The PBMI survey illustrates the diversity in employers’ rebate agreements with PBMs. The chart below shows our own analysis of the PBMI data.

[Click to Enlarge]

Here are the highlights:
  • About one-quarter of employers receive none of the rebates provided by manufacturers to PBMs. Zoinks! For these employers, the discounts provided by rebates are presumably factored into the prices charged by the PBM. But we don't really know.
  • Of employers receiving rebates, 100% rebate pass-through is the most common rebate arrangement.
  • A further 30% receive flat guaranteed rebate amounts per script. In 2015, these flat guaranteed amounts were $24 per 30-day brand-name prescriptions.
  • About one third of employers negotiate a percentage share of actual rebates, either with or without a guaranteed minimum.
While it’s not stated in the PBMI data, we estimate that on average, PBMs pass back to employers more than 90% of total rebate dollars, regardless of form, received from brand-name pharmaceutical manufacturers. But as the chart above shows, that average may not reflect the experience of any individual payer.

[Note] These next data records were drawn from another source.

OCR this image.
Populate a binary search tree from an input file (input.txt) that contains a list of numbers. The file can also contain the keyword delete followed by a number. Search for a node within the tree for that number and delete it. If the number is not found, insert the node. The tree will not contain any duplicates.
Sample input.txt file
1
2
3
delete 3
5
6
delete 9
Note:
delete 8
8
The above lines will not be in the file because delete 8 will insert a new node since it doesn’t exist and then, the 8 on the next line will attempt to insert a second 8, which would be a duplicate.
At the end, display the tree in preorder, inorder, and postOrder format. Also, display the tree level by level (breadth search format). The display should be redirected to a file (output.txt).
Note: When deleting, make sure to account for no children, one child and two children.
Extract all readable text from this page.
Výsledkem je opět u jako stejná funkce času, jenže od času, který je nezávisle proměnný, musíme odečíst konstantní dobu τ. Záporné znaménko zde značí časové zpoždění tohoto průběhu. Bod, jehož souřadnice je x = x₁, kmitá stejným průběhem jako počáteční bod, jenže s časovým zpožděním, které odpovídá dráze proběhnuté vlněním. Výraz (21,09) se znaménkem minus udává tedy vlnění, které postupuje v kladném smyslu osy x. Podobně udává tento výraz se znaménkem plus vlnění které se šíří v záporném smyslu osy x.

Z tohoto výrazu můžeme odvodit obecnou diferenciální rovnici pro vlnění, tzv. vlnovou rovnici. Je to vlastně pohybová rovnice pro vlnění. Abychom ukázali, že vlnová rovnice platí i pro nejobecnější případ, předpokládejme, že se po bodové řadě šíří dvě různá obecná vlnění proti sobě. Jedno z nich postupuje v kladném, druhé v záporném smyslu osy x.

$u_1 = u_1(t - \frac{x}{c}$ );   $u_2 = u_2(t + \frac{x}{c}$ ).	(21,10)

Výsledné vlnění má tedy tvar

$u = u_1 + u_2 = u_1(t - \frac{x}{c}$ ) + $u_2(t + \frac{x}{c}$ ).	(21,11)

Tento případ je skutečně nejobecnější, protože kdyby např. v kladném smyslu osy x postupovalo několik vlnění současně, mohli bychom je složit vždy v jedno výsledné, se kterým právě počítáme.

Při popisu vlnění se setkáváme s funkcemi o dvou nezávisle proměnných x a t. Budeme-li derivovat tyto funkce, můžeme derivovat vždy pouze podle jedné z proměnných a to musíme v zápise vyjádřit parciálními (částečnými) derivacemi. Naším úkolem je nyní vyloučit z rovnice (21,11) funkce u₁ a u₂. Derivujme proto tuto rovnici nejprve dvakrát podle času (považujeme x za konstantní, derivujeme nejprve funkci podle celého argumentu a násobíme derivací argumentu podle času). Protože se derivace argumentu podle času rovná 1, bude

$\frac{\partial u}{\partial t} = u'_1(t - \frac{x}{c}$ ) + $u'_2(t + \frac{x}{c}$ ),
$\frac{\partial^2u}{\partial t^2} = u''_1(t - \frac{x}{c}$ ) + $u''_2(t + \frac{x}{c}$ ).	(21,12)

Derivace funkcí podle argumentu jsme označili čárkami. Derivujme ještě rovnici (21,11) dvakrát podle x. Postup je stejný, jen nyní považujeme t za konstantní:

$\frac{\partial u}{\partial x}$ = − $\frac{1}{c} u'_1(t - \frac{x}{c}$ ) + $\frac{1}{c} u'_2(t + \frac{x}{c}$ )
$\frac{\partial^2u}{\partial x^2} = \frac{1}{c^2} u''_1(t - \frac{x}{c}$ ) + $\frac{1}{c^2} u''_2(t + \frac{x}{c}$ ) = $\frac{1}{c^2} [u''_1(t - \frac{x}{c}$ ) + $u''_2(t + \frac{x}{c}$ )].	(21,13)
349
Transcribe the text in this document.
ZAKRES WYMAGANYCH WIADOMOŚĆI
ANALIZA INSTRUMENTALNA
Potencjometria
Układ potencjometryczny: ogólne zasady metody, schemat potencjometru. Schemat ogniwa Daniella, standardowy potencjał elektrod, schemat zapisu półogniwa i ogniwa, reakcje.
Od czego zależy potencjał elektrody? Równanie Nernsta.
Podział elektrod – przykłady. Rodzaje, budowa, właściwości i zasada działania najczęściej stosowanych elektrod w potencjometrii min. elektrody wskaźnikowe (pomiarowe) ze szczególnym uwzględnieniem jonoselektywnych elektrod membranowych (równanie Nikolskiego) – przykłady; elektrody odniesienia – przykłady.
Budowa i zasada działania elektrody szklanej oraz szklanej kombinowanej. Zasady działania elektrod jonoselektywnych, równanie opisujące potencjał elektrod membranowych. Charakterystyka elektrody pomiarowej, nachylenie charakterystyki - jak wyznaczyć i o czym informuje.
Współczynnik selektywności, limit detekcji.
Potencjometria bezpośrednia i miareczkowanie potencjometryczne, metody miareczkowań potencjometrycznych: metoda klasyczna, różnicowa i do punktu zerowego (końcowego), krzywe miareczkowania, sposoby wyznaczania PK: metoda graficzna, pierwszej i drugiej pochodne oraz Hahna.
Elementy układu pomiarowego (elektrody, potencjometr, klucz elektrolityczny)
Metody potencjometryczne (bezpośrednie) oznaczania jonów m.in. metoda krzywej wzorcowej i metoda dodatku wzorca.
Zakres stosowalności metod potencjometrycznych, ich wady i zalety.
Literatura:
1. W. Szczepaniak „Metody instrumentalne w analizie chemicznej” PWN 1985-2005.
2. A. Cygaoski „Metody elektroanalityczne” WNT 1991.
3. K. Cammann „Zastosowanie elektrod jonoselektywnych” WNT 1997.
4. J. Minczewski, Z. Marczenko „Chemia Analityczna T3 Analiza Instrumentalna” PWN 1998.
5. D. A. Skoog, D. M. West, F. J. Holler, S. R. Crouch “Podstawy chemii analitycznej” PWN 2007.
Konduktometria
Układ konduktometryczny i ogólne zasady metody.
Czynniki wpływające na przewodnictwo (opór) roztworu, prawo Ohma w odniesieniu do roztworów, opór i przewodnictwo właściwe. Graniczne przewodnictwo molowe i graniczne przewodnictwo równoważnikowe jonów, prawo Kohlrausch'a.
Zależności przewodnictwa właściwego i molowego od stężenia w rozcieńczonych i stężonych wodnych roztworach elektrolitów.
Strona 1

Note that government plans operate differently. Medicaid and the Department of Defense (DOD) are statutorily entitled to certain rebates from drug manufacturers for drugs dispensed to their beneficiaries.

MYSTERY, INC.

Plan sponsors can use one of two basic pricing approaches to compensate a PBM for plan administration and other services:
  • Spread pricing—PBMs earn a portion of their revenues by handling the flow of drug payments from plan sponsors to network pharmacies. With spread pricing, plan sponsors compensate the PBM by permitting the PBM to retain differences, or spreads, between (a) the amount a PBM charges to a plan sponsor and (b) the amount that the PBM pays to the retail network pharmacy that dispenses the drug to a consumer.
  • Pass-through pricing—The PBM provides all discounts, rebates, and other revenues to the plan sponsor. The PBM is paid via administrative fees. The plan sponsor pays directly for any services provided by the PBM instead of having spreads cover these expenses. These contracts are often called “transparent,” because prescription costs at the pharmacy are fully visible to the plan sponsor.
Every contract with a PBM is customized to the requirements of the client and could include a mix of spread and pass-through methods. The chart below shows my summary of the primary sources of PBM compensation as reported in the PBMI data. Spread pricing models emphasize retail network spread, dispensing profit, and rebate retention. Pass-through models emphasize administrative fees and service revenues.

[Click to Enlarge]

As you can see, the PBMI survey found that more than 70% of large employers rely on the pass-through approach. Smaller employers, however, use the pass-through and spread pricing approaches about equally. While the data are limited, it appears that pass-through compensation approaches are becoming more common.

BTW, pharmacy owners seem to believe that they would earn more money if payers switched to pass-through models. I’m not so sure, as I note in my very controversial (and still relevant) 2010 post Why do pharmacy owners care about PBM transparency?

So thanks to those meddling kids at PBMI, you now know more about “The Perplexing PBM Pass-Through Party.” Mystery solved, Scoob!